BACKGROUND: Inhibition of activated factor XI (FXIa) is a promising antithrombotic drug target. BMS-724296 is a selective, reversible, small-molecule inhibitor of human FXIa (Ki 0.3 nM). OBJECTIVES: This study assessed effects of BMS-724296 versus standard-of-care oral anticoagulants apixaban (activated factor X inhibitor) and dabigatran (thrombin inhibitor) on arterial thrombosis, kidney bleeding time (KBT), and clotting time (CT) in nonhuman primate (NHP) cynomolgus monkey models. METHODS: Carotid artery thrombosis was produced by electrical stimulation in anesthetized NHPs. Hemostasis was assessed with a provoked KBT model. Thrombosis, KBT, and CT were monitored.
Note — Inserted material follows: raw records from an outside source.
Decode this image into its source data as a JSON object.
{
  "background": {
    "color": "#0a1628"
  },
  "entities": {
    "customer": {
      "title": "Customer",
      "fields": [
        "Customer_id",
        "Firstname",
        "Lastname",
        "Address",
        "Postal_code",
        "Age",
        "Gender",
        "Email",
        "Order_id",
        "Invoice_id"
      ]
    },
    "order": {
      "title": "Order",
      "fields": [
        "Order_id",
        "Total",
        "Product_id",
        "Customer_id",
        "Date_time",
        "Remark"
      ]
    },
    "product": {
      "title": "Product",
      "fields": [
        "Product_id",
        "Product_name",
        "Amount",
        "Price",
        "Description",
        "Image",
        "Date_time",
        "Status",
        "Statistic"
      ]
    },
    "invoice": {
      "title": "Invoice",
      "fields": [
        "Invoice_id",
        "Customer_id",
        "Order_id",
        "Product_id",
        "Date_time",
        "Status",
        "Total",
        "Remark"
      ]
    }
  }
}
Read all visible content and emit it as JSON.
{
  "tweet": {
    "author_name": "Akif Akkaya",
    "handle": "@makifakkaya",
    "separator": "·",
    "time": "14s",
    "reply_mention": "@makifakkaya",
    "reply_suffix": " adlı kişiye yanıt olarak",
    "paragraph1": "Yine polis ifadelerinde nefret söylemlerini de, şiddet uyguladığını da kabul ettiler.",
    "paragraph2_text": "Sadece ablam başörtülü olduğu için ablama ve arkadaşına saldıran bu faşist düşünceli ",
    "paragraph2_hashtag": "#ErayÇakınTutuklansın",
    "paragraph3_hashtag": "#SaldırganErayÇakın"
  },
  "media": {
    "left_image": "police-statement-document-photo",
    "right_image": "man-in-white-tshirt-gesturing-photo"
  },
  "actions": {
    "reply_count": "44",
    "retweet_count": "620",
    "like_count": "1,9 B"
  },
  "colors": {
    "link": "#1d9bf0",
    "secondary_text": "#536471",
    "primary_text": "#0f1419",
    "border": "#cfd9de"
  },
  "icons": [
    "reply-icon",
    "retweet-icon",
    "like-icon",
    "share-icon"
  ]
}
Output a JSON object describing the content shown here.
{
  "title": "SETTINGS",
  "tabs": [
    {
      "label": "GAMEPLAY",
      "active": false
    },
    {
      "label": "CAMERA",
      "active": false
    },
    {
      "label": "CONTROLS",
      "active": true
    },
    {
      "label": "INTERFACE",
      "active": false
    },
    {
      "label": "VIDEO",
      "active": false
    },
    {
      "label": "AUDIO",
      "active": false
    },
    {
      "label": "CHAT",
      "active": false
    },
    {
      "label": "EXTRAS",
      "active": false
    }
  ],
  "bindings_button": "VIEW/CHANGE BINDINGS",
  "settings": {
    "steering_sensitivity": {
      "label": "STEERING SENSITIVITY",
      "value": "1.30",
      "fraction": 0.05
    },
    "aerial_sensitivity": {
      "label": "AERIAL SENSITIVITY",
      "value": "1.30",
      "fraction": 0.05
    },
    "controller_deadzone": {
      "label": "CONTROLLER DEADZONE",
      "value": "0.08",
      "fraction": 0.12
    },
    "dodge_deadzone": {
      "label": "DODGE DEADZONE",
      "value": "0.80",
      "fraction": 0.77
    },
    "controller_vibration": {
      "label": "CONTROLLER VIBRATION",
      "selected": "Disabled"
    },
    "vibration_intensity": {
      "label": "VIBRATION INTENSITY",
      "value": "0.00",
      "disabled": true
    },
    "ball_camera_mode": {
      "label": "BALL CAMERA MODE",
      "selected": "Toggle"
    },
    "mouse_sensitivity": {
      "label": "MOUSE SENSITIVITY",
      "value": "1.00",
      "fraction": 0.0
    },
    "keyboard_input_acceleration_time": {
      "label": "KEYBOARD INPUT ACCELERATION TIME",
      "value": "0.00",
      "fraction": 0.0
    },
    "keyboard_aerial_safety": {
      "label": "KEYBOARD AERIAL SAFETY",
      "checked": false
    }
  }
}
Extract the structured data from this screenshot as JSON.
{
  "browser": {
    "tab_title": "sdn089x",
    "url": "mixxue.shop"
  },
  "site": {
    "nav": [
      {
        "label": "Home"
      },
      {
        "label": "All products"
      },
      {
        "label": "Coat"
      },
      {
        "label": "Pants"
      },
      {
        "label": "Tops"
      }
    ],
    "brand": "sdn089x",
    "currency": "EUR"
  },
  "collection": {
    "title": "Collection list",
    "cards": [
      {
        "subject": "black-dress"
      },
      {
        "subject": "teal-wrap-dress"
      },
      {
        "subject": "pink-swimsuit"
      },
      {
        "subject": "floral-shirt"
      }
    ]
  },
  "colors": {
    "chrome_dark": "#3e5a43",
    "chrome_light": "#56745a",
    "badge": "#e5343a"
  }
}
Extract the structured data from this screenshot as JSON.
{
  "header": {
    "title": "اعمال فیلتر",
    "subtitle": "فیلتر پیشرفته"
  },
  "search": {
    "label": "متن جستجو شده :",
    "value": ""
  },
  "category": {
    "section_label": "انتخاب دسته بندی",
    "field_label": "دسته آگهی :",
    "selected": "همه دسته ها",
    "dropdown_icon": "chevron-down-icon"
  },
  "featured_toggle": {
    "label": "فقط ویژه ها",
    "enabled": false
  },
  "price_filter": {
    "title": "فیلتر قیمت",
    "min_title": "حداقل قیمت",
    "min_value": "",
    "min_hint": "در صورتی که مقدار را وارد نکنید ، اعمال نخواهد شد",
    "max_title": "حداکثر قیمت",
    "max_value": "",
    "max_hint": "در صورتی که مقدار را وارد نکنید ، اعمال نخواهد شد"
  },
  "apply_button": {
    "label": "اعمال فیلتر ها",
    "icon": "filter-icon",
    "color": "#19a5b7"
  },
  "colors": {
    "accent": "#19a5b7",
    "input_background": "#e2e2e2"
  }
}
Vehicle and various doses of BMS-724296, apixaban, and dabigatran were administered as bolus (intravenous [i.v.]) followed by infusion starting 30 minutes before initiation of thrombosis and continued until the experiment's end (n = 3-8/group). Primary end points included thrombus weight reduction (TWR), KBT, and CT (activated partial thromboplastin time [aPTT], prothrombin time [PT], and thrombin time [TT]). RESULTS: BMS-724296 at 0.025 + 0.05, 0.05 + 0.1, 0.102 + 0.2, and 0.4 + 0.8 mg/kg+mg/kg/h i.v. (bolus + infusion) reduced thrombus weight by 0 ± 0, 35 ± 7*, 72 ± 4*, and 86 ± 4%*, respectively (*P < .05 vs vehicle; n = 5-6/group). BMS-724296 at the highest dose (0.4 + 0.8 mg/kg+mg/kg/h) did not increase KBT compared to vehicle (109 ± 6 vs 113 ± 20 seconds, respectively) and increased ex vivo aPTT by 2.9 ± 0.1-fold without changing PT and TT. In companion NHP studies, high doses of apixaban and dabigatran produced similar TWR as BMS-724296, but increased KBT 4.3 ± 0.5-fold and 5.8 ± 0.5-fold, respectively (n = 3-4/group). CONCLUSIONS: BMS-724296 produced similar antithrombotic efficacy as apixaban and dabigatran but with no increase in KBT in NHPs. These findings suggest that FXIa inhibitors may provide safe and effective antithrombotic therapy.